The highly regulated healthcare and life sciences industries rely on Healthcare Triangle for expertise in digital transformation encompassing
the cloud, security and compliance, data lifecycle management, healthcare interoperability, and clinical & business performance optimization.
Forward-Looking Statements
This press release contains “forward-looking
statements,” which are statements related to events, results, activities or developments that HCTI expects, believes or anticipates
will or may occur in the future. Forward-looking statements often contain words such as “intends,” “estimates,” “anticipates,”
“hopes,” “projects,” “plans,” “expects,” “seek,” “believes,” “see,”

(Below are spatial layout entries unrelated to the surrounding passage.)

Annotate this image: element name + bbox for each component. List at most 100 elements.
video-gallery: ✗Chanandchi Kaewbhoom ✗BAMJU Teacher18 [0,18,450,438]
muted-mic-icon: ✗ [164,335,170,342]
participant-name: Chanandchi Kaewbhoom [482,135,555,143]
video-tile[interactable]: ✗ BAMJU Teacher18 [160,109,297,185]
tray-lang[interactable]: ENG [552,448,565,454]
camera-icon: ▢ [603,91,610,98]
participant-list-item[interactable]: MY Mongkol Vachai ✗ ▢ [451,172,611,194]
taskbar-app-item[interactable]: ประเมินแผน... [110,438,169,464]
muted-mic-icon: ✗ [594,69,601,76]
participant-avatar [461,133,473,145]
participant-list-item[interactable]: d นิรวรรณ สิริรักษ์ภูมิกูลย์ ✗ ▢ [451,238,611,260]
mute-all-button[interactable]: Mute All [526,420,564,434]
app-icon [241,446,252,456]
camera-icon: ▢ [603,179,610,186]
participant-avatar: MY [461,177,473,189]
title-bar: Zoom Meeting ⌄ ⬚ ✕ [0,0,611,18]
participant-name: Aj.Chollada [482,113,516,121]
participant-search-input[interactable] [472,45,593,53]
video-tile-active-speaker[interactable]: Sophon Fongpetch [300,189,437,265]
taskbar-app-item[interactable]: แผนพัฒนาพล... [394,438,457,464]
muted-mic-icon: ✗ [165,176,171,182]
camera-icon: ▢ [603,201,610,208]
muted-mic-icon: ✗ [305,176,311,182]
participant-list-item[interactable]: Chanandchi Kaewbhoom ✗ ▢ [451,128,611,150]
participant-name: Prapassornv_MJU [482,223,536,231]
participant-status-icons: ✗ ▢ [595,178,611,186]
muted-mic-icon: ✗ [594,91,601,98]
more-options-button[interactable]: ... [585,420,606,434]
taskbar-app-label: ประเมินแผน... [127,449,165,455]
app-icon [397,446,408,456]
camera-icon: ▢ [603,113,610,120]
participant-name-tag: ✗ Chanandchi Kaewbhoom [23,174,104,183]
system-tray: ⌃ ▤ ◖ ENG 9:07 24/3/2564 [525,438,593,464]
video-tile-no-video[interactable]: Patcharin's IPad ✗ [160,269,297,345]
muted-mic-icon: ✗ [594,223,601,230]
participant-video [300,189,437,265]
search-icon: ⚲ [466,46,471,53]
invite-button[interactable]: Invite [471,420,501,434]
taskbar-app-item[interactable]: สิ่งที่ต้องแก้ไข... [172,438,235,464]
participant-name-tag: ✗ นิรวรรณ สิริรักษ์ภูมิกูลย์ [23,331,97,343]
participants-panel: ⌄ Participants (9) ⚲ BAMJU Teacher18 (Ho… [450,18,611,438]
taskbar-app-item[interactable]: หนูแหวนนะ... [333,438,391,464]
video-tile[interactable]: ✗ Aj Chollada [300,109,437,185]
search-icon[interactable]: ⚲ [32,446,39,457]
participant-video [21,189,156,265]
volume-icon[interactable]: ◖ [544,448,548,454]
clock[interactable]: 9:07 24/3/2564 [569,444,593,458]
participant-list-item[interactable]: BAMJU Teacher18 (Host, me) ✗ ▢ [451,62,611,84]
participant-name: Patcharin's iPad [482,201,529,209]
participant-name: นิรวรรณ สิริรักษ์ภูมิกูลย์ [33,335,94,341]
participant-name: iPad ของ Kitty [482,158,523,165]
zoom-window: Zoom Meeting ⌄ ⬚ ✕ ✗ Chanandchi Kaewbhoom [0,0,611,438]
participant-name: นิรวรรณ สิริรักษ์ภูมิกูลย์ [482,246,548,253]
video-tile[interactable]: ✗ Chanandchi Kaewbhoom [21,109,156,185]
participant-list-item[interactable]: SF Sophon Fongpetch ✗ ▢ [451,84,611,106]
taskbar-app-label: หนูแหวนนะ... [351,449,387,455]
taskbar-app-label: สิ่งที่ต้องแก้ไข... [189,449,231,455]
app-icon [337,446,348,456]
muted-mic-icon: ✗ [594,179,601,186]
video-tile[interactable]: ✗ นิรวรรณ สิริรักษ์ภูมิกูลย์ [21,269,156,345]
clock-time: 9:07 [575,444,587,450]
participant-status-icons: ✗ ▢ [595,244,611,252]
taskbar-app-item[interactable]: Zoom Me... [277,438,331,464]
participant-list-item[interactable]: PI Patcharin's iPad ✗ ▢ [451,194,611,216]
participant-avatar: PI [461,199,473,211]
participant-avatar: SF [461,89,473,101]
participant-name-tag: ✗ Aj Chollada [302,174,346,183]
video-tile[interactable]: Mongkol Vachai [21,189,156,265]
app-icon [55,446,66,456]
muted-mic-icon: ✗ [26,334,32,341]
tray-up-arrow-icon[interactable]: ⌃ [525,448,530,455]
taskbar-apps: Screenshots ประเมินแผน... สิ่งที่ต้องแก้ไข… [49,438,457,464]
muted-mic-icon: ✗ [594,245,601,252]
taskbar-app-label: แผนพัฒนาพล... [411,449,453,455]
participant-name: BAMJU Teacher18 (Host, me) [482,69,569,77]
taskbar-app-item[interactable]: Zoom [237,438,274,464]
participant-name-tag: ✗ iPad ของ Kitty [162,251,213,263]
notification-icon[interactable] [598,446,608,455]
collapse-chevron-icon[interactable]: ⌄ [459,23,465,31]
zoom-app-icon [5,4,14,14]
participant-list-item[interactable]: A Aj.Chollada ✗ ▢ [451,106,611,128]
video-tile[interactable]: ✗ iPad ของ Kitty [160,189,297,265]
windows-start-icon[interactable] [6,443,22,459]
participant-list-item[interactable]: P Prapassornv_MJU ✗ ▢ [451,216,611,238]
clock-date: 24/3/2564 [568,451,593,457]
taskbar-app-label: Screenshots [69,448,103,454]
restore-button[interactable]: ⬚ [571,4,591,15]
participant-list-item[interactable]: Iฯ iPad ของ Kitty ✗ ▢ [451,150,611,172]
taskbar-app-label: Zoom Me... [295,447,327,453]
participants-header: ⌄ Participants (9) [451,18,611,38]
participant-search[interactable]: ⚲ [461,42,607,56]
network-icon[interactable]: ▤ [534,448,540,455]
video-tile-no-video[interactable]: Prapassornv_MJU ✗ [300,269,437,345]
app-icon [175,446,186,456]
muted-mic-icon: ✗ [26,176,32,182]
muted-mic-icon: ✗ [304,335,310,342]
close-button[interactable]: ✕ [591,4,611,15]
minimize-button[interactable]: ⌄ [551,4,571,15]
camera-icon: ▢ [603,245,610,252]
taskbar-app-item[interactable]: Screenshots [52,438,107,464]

“should,” “will,” “would,” “target,” “aims” and similar expressions and the negative
versions thereof. Such statements are based on HCTI’s experience and perception of current conditions, trends, expected future developments
and other factors it believes are appropriate under the circumstances and speak only as of the date made. Forward-looking statements are
inherently uncertain, and actual results may differ materially from assumptions, estimates or expectations reflected or contained in the
forward-looking statements as a result of various factors. For details on the uncertainties that may cause actual results to be materially
different than those expressed in forward-looking statements, please review the Company’s Annual Report on Form 10-K and other reports
on file with the Securities and Exchange Commission at www.sec.gov, particularly the information contained in the section entitled “Risk
Factors.” The Company undertakes no obligation to publicly update or revise any forward-looking statements to reflect new information
or future events or otherwise, except as required by law.